Occasionally I’m asked how I put together a sermon. It’s really more art than science, it changes and morphs over time, and every preacher is different. Nonetheless, I’ve created a set of questions that I force myself to answer in preparing a sermon. There’s more once these questions are answered, but I can’t get very far until they’re answered.
Here are the questions I ask as well as why I think they’re important.
1. Observations / Impressions? — I first want to just observe the text, noticing key words, important phrases, etc. This is where I study the text in depth myself using Logos Bible Software.
2. How would you re-write the passage in your own words? — If I can rewrite the text without altering the meaning, I know I’ve really understood it.
3. What emotions are described or drawn out from this passage? — Emotions are critical connection points and they impact our motivation in significant ways.

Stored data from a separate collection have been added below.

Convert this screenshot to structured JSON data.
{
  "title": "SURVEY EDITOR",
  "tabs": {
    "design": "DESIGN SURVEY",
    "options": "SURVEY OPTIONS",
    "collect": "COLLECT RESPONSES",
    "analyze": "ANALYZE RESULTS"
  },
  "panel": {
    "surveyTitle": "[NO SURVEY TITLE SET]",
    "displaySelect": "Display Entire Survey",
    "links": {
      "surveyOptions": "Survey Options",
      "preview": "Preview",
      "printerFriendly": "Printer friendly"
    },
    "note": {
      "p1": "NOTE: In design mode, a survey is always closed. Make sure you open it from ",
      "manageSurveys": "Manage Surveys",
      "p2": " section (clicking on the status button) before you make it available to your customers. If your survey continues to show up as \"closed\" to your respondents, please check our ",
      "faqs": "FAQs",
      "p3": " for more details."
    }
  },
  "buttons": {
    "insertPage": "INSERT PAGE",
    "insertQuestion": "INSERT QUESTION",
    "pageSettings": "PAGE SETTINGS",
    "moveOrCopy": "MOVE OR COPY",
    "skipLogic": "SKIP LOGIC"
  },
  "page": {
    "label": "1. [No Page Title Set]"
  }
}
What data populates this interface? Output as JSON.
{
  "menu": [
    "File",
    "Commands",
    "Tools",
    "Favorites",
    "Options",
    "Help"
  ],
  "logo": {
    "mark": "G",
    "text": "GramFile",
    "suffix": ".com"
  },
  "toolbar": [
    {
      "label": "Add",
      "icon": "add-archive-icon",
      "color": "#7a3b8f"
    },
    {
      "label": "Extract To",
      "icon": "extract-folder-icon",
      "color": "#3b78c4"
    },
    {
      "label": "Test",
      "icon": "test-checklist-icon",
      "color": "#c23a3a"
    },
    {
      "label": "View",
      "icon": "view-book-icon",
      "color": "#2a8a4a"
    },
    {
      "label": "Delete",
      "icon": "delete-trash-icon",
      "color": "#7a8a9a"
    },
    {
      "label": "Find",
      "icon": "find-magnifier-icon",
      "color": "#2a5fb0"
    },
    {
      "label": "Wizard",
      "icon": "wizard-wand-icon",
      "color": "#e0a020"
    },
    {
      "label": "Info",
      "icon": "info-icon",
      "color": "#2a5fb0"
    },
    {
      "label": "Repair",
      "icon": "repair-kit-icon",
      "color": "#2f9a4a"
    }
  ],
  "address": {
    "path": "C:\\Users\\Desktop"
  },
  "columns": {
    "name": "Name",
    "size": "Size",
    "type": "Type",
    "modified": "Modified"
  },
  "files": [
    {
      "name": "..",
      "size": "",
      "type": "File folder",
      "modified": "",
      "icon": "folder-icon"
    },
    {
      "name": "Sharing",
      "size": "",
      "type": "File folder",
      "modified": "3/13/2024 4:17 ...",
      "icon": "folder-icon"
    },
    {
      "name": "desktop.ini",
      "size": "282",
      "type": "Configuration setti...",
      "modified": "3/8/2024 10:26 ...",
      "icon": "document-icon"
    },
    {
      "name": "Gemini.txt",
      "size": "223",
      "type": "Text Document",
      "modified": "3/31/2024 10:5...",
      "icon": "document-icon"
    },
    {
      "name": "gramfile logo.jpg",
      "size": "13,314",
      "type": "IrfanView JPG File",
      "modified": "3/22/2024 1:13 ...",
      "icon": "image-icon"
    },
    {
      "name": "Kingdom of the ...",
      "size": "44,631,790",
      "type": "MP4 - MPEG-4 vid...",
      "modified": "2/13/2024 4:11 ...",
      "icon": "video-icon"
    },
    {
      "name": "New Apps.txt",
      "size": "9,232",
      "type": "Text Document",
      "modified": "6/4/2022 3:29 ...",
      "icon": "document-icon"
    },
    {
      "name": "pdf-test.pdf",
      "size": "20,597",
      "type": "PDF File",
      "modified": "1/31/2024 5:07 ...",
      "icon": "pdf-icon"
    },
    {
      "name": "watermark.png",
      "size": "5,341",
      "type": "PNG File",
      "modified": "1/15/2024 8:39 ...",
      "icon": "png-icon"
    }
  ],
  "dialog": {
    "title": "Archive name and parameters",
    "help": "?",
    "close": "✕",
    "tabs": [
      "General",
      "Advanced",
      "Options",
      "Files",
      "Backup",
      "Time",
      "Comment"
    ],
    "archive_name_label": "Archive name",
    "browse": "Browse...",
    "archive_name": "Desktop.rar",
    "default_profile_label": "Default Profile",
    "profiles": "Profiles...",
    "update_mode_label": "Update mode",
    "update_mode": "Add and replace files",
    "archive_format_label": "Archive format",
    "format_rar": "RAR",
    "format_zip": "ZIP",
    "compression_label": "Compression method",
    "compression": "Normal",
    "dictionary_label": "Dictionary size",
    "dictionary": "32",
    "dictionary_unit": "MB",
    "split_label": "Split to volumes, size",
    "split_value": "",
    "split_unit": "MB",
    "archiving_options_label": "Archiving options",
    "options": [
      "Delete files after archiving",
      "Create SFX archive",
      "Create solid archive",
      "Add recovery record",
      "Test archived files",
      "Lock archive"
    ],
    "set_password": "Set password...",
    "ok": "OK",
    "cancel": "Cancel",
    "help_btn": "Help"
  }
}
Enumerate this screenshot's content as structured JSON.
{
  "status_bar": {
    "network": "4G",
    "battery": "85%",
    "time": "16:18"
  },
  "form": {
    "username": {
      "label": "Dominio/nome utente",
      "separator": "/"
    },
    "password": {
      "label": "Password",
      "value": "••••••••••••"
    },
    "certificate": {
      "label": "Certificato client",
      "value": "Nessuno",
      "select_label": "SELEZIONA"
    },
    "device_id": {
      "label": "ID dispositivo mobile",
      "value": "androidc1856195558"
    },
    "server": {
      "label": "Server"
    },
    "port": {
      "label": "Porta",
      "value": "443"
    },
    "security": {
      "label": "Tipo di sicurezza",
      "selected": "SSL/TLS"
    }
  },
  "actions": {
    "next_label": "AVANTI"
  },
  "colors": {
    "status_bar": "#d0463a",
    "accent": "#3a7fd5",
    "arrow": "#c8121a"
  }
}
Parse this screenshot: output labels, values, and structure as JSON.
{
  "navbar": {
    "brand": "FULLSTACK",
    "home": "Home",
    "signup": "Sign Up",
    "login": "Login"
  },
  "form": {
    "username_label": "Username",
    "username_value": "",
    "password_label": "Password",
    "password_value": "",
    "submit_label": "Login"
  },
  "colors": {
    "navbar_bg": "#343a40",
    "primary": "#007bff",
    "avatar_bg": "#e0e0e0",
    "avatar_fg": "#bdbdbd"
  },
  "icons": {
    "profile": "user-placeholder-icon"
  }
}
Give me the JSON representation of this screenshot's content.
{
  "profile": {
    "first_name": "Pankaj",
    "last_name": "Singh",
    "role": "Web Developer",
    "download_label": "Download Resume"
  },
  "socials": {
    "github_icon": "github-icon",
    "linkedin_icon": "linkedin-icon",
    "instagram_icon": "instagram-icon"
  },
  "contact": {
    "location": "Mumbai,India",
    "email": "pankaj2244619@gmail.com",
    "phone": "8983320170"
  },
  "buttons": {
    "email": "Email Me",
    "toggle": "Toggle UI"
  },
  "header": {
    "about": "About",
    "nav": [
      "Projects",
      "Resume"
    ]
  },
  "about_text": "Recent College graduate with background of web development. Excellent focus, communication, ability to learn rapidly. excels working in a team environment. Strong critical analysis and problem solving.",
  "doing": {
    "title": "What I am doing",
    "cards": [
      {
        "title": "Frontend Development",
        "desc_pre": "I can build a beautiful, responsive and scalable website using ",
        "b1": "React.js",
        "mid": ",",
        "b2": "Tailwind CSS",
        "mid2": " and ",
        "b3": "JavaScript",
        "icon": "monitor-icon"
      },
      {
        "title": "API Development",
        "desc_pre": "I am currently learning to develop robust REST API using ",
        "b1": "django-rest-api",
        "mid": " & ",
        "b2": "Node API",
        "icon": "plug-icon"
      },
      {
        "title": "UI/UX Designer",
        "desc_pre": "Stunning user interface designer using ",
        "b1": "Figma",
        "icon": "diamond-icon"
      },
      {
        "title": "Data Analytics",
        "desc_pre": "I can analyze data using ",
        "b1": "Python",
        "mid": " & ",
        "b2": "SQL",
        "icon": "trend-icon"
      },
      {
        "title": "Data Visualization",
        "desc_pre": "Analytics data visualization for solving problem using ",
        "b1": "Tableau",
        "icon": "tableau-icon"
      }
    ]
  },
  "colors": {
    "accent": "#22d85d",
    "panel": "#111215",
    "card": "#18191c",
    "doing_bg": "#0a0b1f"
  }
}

4. What is basic point of the passage? — I’ve got to discern the author’s intended meaning. Without this, there is no sermon.
5. Why is it important? — I’ve got to know why this truth would matter to somebody listening. It helps me craft an introduction and raise the interest of the listeners.
6. Why do we resist this truth? — These objections need to be identified and dealt with if we want to see life-change.
7. What is the Fallen Condition Focus of this passage? — Bryan Chapell coined the phrase “Fallen Condition Focus” (FCF) in his excellent book, Christ-Centered Preaching (he explains it in this article). It’s the idea of finding the problem that exists because of sin that existed for the original audience and has implications for us.
8. How is Jesus the answer? — I’m not interested in preaching moralism, but preaching Christ and him crucified.
9. What does the text want people to know, feel, and/or do? — This is application. How our lives should change as a result.
10. How do I need to apply this personally to my own life? — I don’t want to just pass it on to others without it touching me first. As described in Ezra 7:10, I want to study the text, practice it in my own life, and then teach.
11. Connections to key vision & discipleship issues? (Love, outward-focus, stewardship, community, disciple-making) — I’m always looking for ways to connect the sermon with where we’re headed as a church.
12. Commentary Ideas & Quotes? — It’s critical to learn from good scholars and pastors. Many good insights, applications and illustrations come from reading those who have immersed themselves in the text.
13. Illustration Ideas? — I’ve got to make note of stories, examples, and illustrations that come to mind as I read, study and think over the passage. This recent article is incredibly helpful in finding better illustrations.
14. What is the single most persuasive idea? (Twitter length) — The big idea needs to be simple and transferable.
What other questions do you think should be asked in preparing to teach or preach?